Fortune critique

Des cabanes, des gravures, des dessins et des photos : l’enfance de l’art de Solange Jungers

Une exposition de Solange Jungers est un événement considérable. Elle a lieu à la galerie Le Génie de la Bastille, située au coin de la rue de Charonne et de la rue Léon Frot, dans le XIe arrondissement de Paris. Jusqu’à présent, son œuvre y avait été exposée dans le cadre de manifestations collectives. Celle-ci lui donne carte blanche.
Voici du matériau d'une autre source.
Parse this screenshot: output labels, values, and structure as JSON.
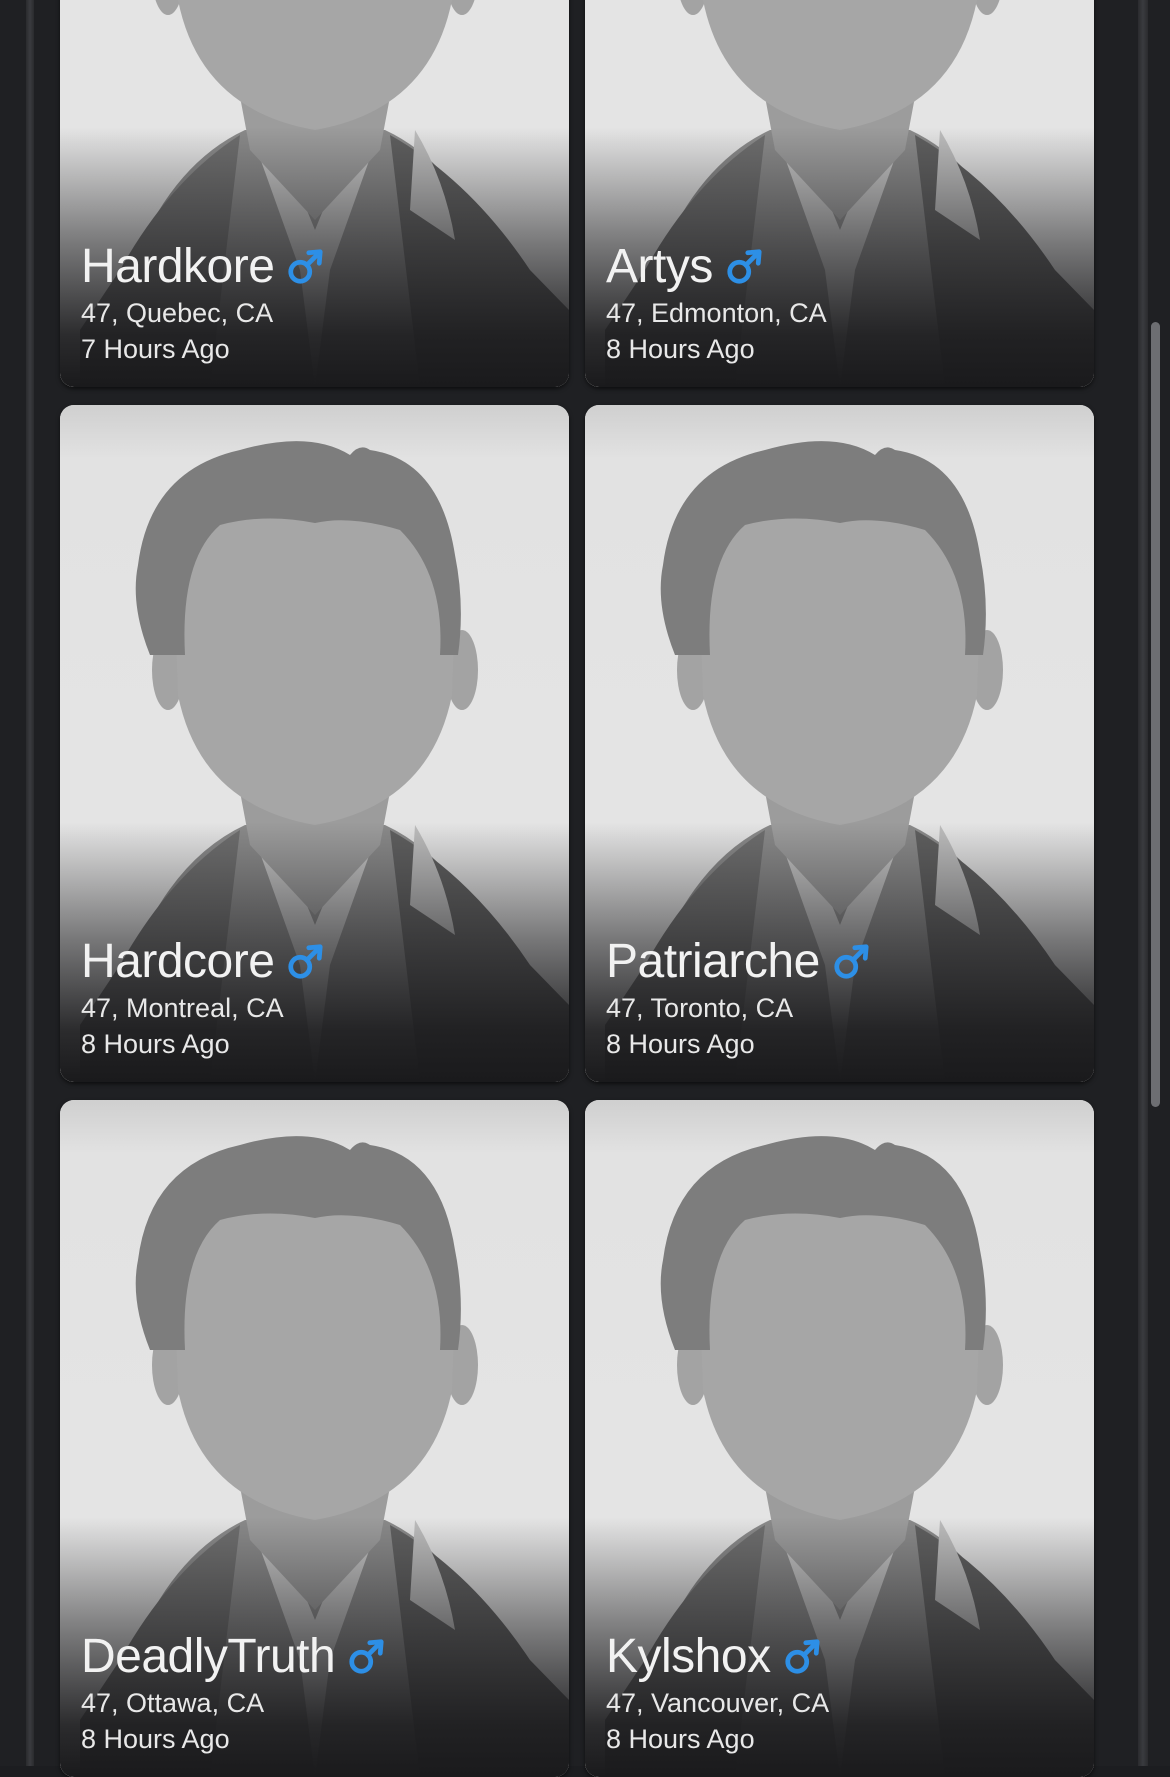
{
  "colors": {
    "background": "#1f2023",
    "accent_male": "#2d8fe6",
    "card_text": "#ffffff"
  },
  "profiles": [
    {
      "name": "Hardkore",
      "gender_icon": "male-icon",
      "location": "47, Quebec, CA",
      "last_seen": "7 Hours Ago"
    },
    {
      "name": "Artys",
      "gender_icon": "male-icon",
      "location": "47, Edmonton, CA",
      "last_seen": "8 Hours Ago"
    },
    {
      "name": "Hardcore",
      "gender_icon": "male-icon",
      "location": "47, Montreal, CA",
      "last_seen": "8 Hours Ago"
    },
    {
      "name": "Patriarche",
      "gender_icon": "male-icon",
      "location": "47, Toronto, CA",
      "last_seen": "8 Hours Ago"
    },
    {
      "name": "DeadlyTruth",
      "gender_icon": "male-icon",
      "location": "47, Ottawa, CA",
      "last_seen": "8 Hours Ago"
    },
    {
      "name": "Kylshox",
      "gender_icon": "male-icon",
      "location": "47, Vancouver, CA",
      "last_seen": "8 Hours Ago"
    }
  ]
}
Elle s’intitule « État des lieux » mais aurait pu tout aussi bien être appelée « Le syndrome de la cabane ».
Car l’artiste procède par définition conceptuelle. Cette notion, explique-t-elle, provient des cowboys de l’Ouest américain, les vrais, très éloignés des mythes  colportés par la plupart des westerns, pas tous. Ces hommes construisaient des cabanes là où ils arrivaient et n’en sortaient qu’à contrecoeur, lorsqu’ils devaient affronter la dureté de leur travail, ou bien se réfugiaient dans l’alcool et les spectacles de cirque. C’était à la fois leur prison et leur refuge.
Depuis toute petite, Solange Jungers a été ballotée entre deux pays, la France où elle est née, et l’Espagne, plus précisément l’île de Majorque, dans les Baléares, pas vraiment la ville touristique de Palma mais l’intérieur, le village d’Andratx, où elle possède des attaches qui la poussent à s’y rendre et à y exposer régulièrement. Je l’ai connue grâce à un ami photographe, Alain Genest, qui exposait en même temps qu’elle et quelques artistes espagnols. Nous avions parlé des « chuetas », ces Juifs de Majorque qui avaient été les seuls à ne pas être obligés à se convertir par la force au catholicisme dans l’Espagne inquisitoriale et, aussi, des Majorquins qui avaient émigré à Cuba dès les débuts du XXe siècle, une fois l’indépendance de l’île acquise. Tout cela crée des liens très forts.
C’est une intellectuelle et une artiste complète, qui touche à tous les matériaux à sa disposition, à la photographie, à la peinture, à l’estampe, à la sculpture, à la gravure, au dessin ou à tout cela en même temps. Ses maquettes de cabanes, dont le syndrome est réapparu massivement dans le monde entier au moment de la sortie de la sinistre période du Covid, affichent sur leurs murs des photos ou des fragments d’images d’enfance, pas seulement les siennes, mais aussi d’autres, glanées dans des endroits invraisemblables, des cimetières par exemple, ou alors des fusils et des colts des cowboys qu’elle a intégrés dans son imagination. Ses créations nous amènent parfois, comme sur ses estampes, à des univers insoupçonnés, telles celles d’enfants, encore, aux tenues rayées, qui m’embarquent parfois dans un univers cauchemardesque, proche de mes propres préoccupations mémorielles, peuplées de fantômes surgissant du passé.
C’est dans un univers psychique extrêmement complexe que nous embarque son œuvre. Mais il s’agit aussi d’une promenade salutaire, un refuge bienvenu par ces temps d’angoisse qu’il nous est donné de vivre. En partageant les visions de ses maquettes, de ses gravures et de ses photos, c’est à un voyage dans son esprit à la fois tourmenté et joyeux, celui des souvenirs d’enfance qu’elle recrée, dans sa vie et dans son art, que nous convie Solange Jungers.

                        Jacobo Machover

PS : Courez voir son expo au Génie de la Bastille. Elle est visible jusqu’au dimanche 1er février.